Следует обязательно отметить, и я это отмечаю, что шагая параллельно с естественным потоком своего сознания, Макинтош тщательно подсчитывал количество шагов, которые он совершал, начиная с самого начала эксперимента.

„Так, — подумал Макинтош после того, как подумал о предстоящем объеме работ. — До Чебукреева было десять шагов, до Шуры и Муры — тридцать четыре, до Мурминишны — еще сорок, итого, значит,, восемьдесят четыре. Потом...“

Впрочем, не буду утомлять вас пересказом подсчетов Макинтоша, главное я уже сказал — он считал шаги между встречами с людьми, а потом складывал; вот как он считал свои шаги. А под „естественным потоком сознания** Макинтоша я понимаю то, что невольно и неосознанно происходило в уме и сердце Макинтоша, пока он шел и считал свои шаги.

К концу первого дня эксперимента Макинтош сделал ровно две тысячи шагов, начиная с пункта начала. Укладываясь спать. Макинтош думал о Федоре и его естественном потоке сознания.

Федором был бывший заключенный тюрьмы строгого режима и одновременно отец двух детей от разных женщин, которых — детей — он не видел ни единого раза и даже не подозревал об их земном существовании; но эти дети существовали, как впоследствии выяснил Макинтош, и даже ходили в школу — один в девятый класс обычной, а другой — в седьмой класс специальной школы для трудновоспитуемых.

До Федора, стоявшего в очереди у винного магазина, Макинтош сделал, считая с начала, тысячу двести четыре шага. Вернее говоря, Федор стоял не в очереди, а уже выходил из магазина, снабженный двумя бутылками портвейна. Столкнувшись с Макинтошем, Федор пришел в агрессивное расположение духа и назвал Макинтоша словом, которое считал нехорошим, и даже прибавил к нему другое, которое, по его мнению, должно было обидеть не только самого Макинтоша, но и всех его близких.

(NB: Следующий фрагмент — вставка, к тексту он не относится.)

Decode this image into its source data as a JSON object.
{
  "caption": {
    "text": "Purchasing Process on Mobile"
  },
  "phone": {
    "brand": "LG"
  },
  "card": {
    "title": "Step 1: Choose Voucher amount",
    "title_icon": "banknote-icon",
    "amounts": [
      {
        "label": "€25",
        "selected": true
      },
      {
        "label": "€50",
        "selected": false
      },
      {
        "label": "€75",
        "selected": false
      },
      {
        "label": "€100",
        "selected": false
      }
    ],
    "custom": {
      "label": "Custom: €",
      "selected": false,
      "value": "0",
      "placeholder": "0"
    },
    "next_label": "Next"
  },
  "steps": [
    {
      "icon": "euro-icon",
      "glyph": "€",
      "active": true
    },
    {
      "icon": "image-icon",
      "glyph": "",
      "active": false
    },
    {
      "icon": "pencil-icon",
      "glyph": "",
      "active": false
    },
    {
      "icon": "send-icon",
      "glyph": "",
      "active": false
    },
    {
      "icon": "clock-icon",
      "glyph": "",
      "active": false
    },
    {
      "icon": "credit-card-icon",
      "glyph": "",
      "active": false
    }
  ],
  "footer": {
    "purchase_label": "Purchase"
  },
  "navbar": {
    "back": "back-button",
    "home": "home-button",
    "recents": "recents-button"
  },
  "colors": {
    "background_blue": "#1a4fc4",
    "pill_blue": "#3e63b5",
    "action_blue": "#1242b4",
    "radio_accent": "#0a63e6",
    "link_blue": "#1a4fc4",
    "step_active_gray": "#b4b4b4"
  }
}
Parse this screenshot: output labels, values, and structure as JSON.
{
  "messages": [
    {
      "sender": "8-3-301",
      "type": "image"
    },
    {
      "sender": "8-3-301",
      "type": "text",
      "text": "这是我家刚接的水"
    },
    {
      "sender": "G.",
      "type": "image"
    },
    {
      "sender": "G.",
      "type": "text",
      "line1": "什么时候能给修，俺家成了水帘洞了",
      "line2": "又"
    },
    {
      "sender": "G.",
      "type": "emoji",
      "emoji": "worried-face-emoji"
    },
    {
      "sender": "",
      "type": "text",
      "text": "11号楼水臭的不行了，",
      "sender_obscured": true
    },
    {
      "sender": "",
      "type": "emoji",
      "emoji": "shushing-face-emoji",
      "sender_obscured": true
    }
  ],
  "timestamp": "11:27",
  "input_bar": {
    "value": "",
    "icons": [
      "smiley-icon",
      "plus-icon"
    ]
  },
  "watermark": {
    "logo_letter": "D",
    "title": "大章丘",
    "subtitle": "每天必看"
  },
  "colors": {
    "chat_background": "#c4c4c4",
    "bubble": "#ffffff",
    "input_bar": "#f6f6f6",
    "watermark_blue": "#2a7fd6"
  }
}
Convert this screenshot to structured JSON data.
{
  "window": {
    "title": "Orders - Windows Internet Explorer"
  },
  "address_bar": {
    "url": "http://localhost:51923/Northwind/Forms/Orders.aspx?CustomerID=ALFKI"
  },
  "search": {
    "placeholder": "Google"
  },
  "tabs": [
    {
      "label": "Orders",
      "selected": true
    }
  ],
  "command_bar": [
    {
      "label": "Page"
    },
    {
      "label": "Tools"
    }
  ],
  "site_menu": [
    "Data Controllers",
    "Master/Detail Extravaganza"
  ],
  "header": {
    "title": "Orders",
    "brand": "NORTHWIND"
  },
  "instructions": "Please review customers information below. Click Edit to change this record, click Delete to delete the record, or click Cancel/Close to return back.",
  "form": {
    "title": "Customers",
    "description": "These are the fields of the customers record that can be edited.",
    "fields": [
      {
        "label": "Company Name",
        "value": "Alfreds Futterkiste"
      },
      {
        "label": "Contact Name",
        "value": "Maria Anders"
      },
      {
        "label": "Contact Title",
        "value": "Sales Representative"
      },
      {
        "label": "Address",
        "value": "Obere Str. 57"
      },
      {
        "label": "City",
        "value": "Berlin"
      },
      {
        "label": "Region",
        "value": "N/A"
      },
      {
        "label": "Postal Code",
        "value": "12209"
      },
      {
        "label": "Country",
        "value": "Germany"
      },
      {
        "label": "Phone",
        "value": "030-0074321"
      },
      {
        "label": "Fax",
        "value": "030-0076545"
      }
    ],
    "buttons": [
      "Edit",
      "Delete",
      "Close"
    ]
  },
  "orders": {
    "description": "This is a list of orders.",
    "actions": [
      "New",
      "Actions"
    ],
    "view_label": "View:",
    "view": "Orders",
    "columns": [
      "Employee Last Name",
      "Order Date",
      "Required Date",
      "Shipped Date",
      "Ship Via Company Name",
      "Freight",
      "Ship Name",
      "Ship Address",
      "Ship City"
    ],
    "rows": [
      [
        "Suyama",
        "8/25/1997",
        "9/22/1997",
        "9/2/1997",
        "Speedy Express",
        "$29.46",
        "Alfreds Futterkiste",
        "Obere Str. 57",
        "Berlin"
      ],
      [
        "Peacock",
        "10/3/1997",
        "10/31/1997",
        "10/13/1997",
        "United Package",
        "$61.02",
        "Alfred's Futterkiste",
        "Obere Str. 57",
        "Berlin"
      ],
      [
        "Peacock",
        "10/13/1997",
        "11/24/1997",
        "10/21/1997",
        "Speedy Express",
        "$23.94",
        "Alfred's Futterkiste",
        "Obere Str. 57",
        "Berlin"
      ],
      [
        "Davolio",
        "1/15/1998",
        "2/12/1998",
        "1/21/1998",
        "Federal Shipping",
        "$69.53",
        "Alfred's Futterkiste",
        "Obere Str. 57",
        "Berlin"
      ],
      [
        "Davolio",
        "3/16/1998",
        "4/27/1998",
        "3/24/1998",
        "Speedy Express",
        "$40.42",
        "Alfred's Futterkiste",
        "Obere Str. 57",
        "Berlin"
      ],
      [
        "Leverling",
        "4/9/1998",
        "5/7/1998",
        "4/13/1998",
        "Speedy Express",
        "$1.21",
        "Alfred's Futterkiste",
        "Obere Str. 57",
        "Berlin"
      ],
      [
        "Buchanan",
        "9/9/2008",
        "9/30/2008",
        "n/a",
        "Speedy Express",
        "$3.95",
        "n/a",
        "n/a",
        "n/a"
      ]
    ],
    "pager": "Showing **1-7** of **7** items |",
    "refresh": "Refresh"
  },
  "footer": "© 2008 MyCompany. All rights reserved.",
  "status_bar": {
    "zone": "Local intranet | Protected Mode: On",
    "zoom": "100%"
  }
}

Макинтош, до этого собиравшийся поговорить с одним парнем, который собственно и стоял в очереди, стал разговаривать с Федором и через некоторое время выяснил, что Федор уже махнул на себя рукой и не любит, когда его спрашивают о планах на будущее; что он ни разу в жизни не видел своего отца, но с удовольствием, при встрече, придушил бы его „как суку**, растоптал, вдавил в грязь и тому подобное. Что мать Федора была к нему, к Федору, не очень расположена с самых, можно сказать, пеленок. Что в тюрьме жить не очень приятно, но, однако, весьма полезно для общего изучения тайной стороны жизни. Что, если идти вот по этой улице, а потом, километра через три свернуть направо и идти прямо километра четыре, а потом выйти на широкую дорогу и идти по ней километров тридцать, посте чего свернуть на малоприметную проселочную дорогу и идти по ней километров пятнадцать, то как раз и упрешься в ворота этого полезного заведения для изучения жизни — огромные, ржавые, скрипучие и очень холодные, если потрогать их руками в какой-нибудь чудесный январский день, Федор хотел еще что-то рассказать Макинтошу, но заметил, что уже стемнело, и предложил Макинтошу пойти к нему в гости. Тот охотно согласился, и они пошли к Федору, и прошли, по подсчетам Макинтоша, семьсот девяносто шесть шагов и пришли в дом сожительницы Федора (хотя Федор и пытался всячески утаить эту истину о принадлежности дома). Здесь они распили обе бутылки, хотя Макинтош был, в общем-то, непьющий, а потом завалились спать. Ночью Федор часто стонал во сне, и, изредка просыпаясь, грубым требовательным голосом звал сожительницу на свое ложе, забыв, что она в доме отсутствует — по необъясненной Макинтошу причине.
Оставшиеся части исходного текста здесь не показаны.